Vaccination: under 5 and immunocompromised

Medical Forum looks at the latest recommendations for vaccinating young Australian children.

ATAGI expanded the eligibility criteria for COVID vaccination on August 3rd to include Aussie children aged 6 months to <5 years who are either severely immunocompromised, have a disability, or have complex and/or multiple health conditions that increase their vulnerability to serious infection.

It follows the announcement by the TGA on July 19th that they had provisionally approved the new paediatric formulation of the Moderna COVID-19 vaccine (Spikevax) for use in children aged 6 months to <5 years.

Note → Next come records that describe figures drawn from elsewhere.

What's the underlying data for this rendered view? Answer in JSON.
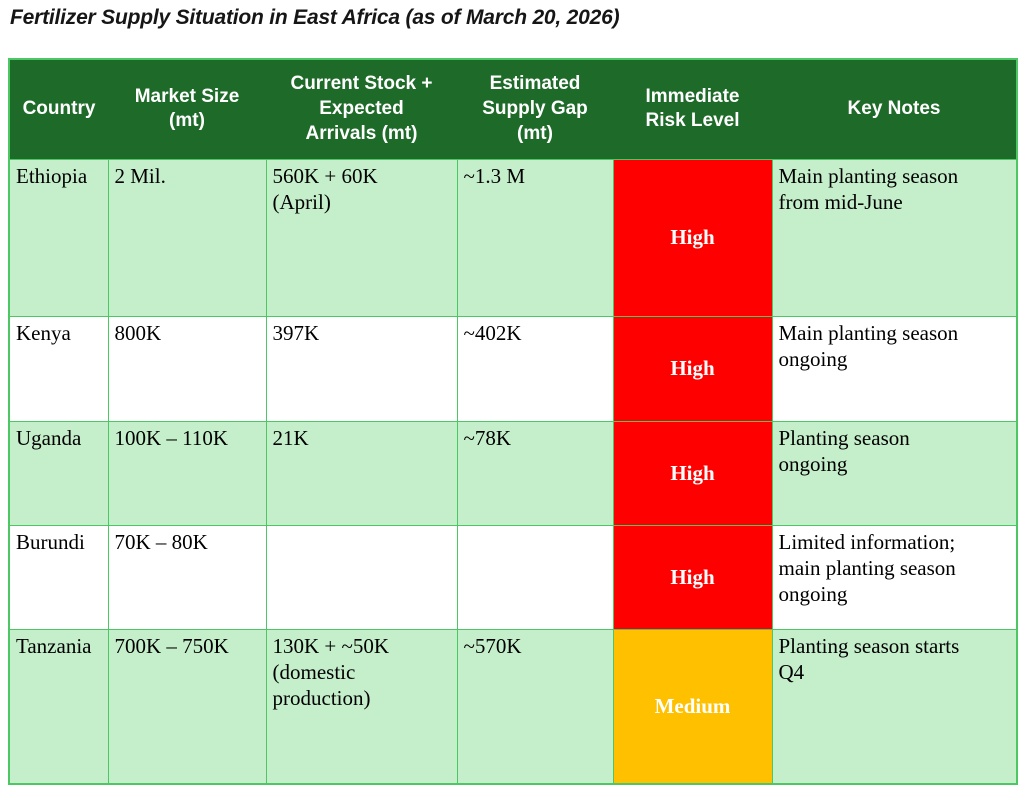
{
  "title": "Fertilizer Supply Situation in East Africa (as of March 20, 2026)",
  "colors": {
    "header_bg": "#1E6B29",
    "header_text": "#FFFFFF",
    "row_green": "#C5EECB",
    "row_white": "#FFFFFF",
    "grid": "#4CC764",
    "risk_high": "#FF0000",
    "risk_medium": "#FFC000",
    "risk_text": "#FFFFFF"
  },
  "table": {
    "headers": [
      "Country",
      "Market Size\n(mt)",
      "Current Stock +\nExpected\nArrivals (mt)",
      "Estimated\nSupply Gap\n(mt)",
      "Immediate\nRisk Level",
      "Key Notes"
    ],
    "rows": [
      {
        "country": "Ethiopia",
        "market_size": "2 Mil.",
        "stock_arrivals": "560K + 60K\n(April)",
        "supply_gap": "~1.3 M",
        "risk_level": "High",
        "key_notes": "Main planting season\nfrom mid-June"
      },
      {
        "country": "Kenya",
        "market_size": "800K",
        "stock_arrivals": "397K",
        "supply_gap": "~402K",
        "risk_level": "High",
        "key_notes": "Main planting season\nongoing"
      },
      {
        "country": "Uganda",
        "market_size": "100K – 110K",
        "stock_arrivals": "21K",
        "supply_gap": "~78K",
        "risk_level": "High",
        "key_notes": "Planting season\nongoing"
      },
      {
        "country": "Burundi",
        "market_size": "70K – 80K",
        "stock_arrivals": "",
        "supply_gap": "",
        "risk_level": "High",
        "key_notes": "Limited information;\nmain planting season\nongoing"
      },
      {
        "country": "Tanzania",
        "market_size": "700K – 750K",
        "stock_arrivals": "130K + ~50K\n(domestic\nproduction)",
        "supply_gap": "~570K",
        "risk_level": "Medium",
        "key_notes": "Planting season starts\nQ4"
      }
    ]
  }
}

Spikevax is now recommended for children aged 6 months to <5 years in specific health categories including the following or similar conditions:

  • Severe primary or secondary immunodeficiency, including those undergoing treatment for cancer, or on immunosuppressive treatments as listed in the ATAGI advice on 3rd primary doses of COVID vaccine in individuals who are severely immunocompromised
  • Bone marrow or stem cell transplant, or chimeric antigen T-cell (CAR-T) therapy
  • Complex congenital cardiac disease
  • Structural airway anomalies or chronic lung disease
  • Type 1 diabetes mellitus
  • Chronic neurological or neuromuscular conditions; or
  • A disability that requires frequent assistance with activities of daily living, such as severe cerebral palsy or down syndrome

ATAGI based this recommendation on first principles and the evidence of benefit in other age groups, with parents of eligible children aged 6 months to <5 years advised to act as soon as they can secure a vaccination clinic appointment.

The recommended dose of Moderna’s new formulation for this age group is 25 mcg, compared with 50 mcg dose for children aged 6 to 11 years, and 100 mcg dose for people aged 12 years and over.

The recommended interval between each dose is 8 weeks and data suggest that protection will predominantly be against severe illness rather than infection.

A clinical trial including some 5500 children aged 6 months to <5 years showed that the Moderna vaccine provided only modest protection against infection (vaccine efficacy 35-52%) with the Omicron variant after two doses (25 mcg per dose).

The Moderna vaccine has already been approved for this age group (and dosage) in the US, and for the period June 18th to July 20th, 2022, more than 544,000 children in this category had received at least one shot, with no serious safety issues reported to date by the CDC or FDA.

Second dose data can be expected from mid-August 2022.

Safety data from the trial reported the same adverse events commonly seen in other age groups after mRNA vaccination, although fever was more common in this age group compared to older children and adults – lasting approximately 1-2 days and occurring more often in children who had previously been infected.

Only one vaccine-related febrile convulsion was reported during the trial, which occurred in a 17-month-old child, two days after their first dose.

ATAGI is not recommending vaccination for all children aged 6 months to <5 years, as despite large numbers of infections occurring in children in Australia and internationally, studies reveal that very few in this age group have been severely impacted by the virus and are the least likely to require hospitalization.

This advice is under ongoing consideration based on data on the disease burden and epidemiology (including the emergence of new variants such as BA.4 and BA.5), vaccine supply, emerging data on vaccine use in this age group, and the availability of new vaccines.